Council passed a motion last week to have the city apply for a $15,000 grant to hire an Age-Friendly Community co-ordinator next year.
The money would come from a fund managed by the Union of B.C. Municipalities (UBCM).
“The vision for it ultimately is that Rossland, Warfield and Trail share a co-ordinator — that’s the goal eventually,” said Mayor Kathy Moore.
“But maybe we can get something going in Rossland, and then expand it to the other communties. That would be great.”
The co-ordinator job “is to create a go-to person for both seniors to gather information on programs and services available in their community, and for programs to go to for advice or direction on the needs of seniors,” according to the grant application to the UBCM.
“This person will also work as an advocate for seniors as part of larger ongoing regional projects like housing and transportation, to ensure their future needs are being included in future plans.”

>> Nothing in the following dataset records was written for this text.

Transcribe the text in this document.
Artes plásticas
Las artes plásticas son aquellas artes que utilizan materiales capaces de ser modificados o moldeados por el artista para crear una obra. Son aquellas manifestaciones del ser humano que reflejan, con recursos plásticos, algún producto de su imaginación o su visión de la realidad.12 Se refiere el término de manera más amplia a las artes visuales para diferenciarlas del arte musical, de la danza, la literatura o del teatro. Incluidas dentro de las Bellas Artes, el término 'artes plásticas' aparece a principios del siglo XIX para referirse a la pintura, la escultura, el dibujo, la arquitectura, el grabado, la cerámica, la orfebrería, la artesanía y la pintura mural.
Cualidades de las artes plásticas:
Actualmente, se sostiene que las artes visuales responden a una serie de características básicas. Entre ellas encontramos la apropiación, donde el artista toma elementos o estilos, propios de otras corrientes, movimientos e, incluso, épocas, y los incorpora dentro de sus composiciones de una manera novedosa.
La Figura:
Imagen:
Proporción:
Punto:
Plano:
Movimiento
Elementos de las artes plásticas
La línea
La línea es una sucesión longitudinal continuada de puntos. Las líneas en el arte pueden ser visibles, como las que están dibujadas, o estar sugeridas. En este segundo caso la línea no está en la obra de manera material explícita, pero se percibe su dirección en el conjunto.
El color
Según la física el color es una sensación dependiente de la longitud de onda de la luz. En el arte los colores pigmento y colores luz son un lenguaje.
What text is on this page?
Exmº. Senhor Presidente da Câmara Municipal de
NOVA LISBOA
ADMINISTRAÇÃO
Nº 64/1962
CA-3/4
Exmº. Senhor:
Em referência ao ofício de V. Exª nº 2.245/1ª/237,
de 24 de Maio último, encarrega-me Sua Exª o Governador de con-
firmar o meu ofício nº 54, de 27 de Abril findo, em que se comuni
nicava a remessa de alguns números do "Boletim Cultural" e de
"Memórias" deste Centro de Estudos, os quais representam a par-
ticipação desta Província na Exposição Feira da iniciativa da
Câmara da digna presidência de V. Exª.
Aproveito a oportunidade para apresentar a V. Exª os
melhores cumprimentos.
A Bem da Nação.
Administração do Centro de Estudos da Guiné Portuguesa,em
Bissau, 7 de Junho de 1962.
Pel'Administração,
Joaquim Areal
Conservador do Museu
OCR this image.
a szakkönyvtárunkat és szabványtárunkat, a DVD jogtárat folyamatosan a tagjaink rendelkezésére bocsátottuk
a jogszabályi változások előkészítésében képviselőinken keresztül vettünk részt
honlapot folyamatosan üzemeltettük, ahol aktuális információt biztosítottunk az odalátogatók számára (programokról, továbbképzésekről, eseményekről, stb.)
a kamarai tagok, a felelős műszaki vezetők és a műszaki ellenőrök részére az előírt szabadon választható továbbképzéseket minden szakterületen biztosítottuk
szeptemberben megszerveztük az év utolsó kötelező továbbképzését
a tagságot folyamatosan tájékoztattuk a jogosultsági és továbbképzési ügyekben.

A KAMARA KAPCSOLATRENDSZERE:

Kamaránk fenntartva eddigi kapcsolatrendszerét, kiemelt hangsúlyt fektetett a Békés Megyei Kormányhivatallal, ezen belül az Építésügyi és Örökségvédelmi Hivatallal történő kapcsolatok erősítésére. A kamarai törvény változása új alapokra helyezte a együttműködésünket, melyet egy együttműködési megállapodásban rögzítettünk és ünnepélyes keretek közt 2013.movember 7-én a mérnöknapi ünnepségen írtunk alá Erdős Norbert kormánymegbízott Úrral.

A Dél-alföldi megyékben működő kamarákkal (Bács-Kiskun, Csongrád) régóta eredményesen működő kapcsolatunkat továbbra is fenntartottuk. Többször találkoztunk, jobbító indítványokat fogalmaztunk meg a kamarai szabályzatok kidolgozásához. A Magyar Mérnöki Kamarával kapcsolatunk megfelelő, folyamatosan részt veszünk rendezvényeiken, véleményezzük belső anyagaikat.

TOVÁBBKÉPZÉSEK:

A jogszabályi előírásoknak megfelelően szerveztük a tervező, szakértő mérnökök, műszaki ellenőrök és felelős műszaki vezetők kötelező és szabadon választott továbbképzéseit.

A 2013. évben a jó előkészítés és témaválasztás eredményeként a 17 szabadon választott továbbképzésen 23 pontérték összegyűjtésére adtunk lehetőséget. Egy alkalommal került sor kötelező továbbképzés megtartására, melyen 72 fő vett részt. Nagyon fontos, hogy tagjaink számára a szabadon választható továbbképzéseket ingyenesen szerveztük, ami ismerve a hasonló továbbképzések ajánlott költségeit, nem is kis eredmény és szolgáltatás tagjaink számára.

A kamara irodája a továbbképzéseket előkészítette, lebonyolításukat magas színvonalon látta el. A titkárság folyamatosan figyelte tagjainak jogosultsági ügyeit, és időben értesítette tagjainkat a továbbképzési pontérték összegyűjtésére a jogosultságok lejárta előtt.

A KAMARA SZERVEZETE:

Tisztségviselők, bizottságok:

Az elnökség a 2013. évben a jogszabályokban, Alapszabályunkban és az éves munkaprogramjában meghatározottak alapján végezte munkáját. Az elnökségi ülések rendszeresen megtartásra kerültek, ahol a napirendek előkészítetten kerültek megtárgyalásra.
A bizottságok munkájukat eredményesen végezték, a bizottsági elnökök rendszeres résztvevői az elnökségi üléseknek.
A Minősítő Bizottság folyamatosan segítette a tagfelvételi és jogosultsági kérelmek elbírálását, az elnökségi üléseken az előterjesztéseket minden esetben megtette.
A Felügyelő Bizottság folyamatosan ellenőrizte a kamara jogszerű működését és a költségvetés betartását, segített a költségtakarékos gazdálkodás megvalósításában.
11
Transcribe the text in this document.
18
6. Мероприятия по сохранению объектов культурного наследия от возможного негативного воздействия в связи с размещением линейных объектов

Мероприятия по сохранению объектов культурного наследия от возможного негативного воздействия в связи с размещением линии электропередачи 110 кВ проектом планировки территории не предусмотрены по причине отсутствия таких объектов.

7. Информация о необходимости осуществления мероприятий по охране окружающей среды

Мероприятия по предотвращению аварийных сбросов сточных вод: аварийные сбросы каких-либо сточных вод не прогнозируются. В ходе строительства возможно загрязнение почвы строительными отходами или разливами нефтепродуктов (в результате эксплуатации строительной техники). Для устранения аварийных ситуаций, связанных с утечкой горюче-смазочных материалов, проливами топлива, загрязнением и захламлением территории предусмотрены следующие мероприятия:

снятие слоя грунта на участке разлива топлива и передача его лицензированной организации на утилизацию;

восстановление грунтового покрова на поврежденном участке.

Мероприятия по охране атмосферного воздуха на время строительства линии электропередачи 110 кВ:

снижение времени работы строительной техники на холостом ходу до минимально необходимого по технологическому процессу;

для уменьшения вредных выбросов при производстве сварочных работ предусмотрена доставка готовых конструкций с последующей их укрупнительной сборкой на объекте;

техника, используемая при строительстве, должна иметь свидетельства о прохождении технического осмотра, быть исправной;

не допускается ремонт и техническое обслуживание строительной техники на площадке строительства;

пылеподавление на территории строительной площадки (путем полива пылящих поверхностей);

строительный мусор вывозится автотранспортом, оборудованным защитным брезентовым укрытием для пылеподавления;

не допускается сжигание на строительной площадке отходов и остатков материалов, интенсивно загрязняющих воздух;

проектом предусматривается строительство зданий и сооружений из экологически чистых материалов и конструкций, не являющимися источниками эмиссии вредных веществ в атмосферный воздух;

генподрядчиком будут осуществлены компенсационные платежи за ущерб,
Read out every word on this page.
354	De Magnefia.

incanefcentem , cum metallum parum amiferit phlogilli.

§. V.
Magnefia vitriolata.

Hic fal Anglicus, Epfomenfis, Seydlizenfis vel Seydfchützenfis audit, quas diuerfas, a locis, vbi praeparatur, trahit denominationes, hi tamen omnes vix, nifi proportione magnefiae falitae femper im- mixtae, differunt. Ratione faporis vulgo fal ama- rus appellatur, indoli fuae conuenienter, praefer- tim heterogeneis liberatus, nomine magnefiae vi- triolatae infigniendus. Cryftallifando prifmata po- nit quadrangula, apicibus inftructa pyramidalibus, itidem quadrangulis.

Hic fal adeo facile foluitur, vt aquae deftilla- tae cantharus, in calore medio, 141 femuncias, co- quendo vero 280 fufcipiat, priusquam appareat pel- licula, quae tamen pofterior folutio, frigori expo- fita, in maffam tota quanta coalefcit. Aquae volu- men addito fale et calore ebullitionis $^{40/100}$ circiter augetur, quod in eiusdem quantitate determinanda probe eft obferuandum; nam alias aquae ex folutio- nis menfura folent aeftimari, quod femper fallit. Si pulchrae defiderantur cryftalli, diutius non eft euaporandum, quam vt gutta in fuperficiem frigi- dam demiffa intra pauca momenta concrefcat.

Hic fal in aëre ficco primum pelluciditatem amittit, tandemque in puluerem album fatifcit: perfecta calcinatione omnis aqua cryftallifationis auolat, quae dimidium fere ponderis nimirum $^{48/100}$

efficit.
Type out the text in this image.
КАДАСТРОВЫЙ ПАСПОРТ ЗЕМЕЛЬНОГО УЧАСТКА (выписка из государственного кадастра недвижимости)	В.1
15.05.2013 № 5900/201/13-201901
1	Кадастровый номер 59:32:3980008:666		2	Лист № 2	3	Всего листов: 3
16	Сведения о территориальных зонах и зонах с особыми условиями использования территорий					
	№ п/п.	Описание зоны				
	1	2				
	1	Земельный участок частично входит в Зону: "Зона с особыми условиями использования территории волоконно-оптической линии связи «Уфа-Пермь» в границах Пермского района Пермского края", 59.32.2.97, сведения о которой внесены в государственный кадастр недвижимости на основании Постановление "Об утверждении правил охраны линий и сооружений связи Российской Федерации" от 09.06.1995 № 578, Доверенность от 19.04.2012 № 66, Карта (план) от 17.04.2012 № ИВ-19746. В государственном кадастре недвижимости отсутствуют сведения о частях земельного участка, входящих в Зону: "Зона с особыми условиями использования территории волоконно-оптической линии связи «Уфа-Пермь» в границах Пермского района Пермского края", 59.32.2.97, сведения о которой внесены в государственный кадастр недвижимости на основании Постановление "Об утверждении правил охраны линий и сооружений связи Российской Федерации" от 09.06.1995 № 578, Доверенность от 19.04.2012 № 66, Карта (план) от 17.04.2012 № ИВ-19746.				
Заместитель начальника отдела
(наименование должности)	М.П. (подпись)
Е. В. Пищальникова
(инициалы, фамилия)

The Age-Friendly Community project is a one-year trial project intended to better meet the needs of seniors in Rossland and the region. The city hopes the project will show the need for an ongoing joint regional project, with funding by each community in the region and other Columbia Basin programs.
The last council approved a plan to set aside between $15,000 and $20,000 for a co-ordinator to implement the Age-Friendly Community Action Plan. The UBCM grant would top up that fund,with $5,000 to pay the co-ordinator and $10,000 earmarked for programming.
Moore said if the city doesn’t get the grant, it likely won’t hire the co-ordinator.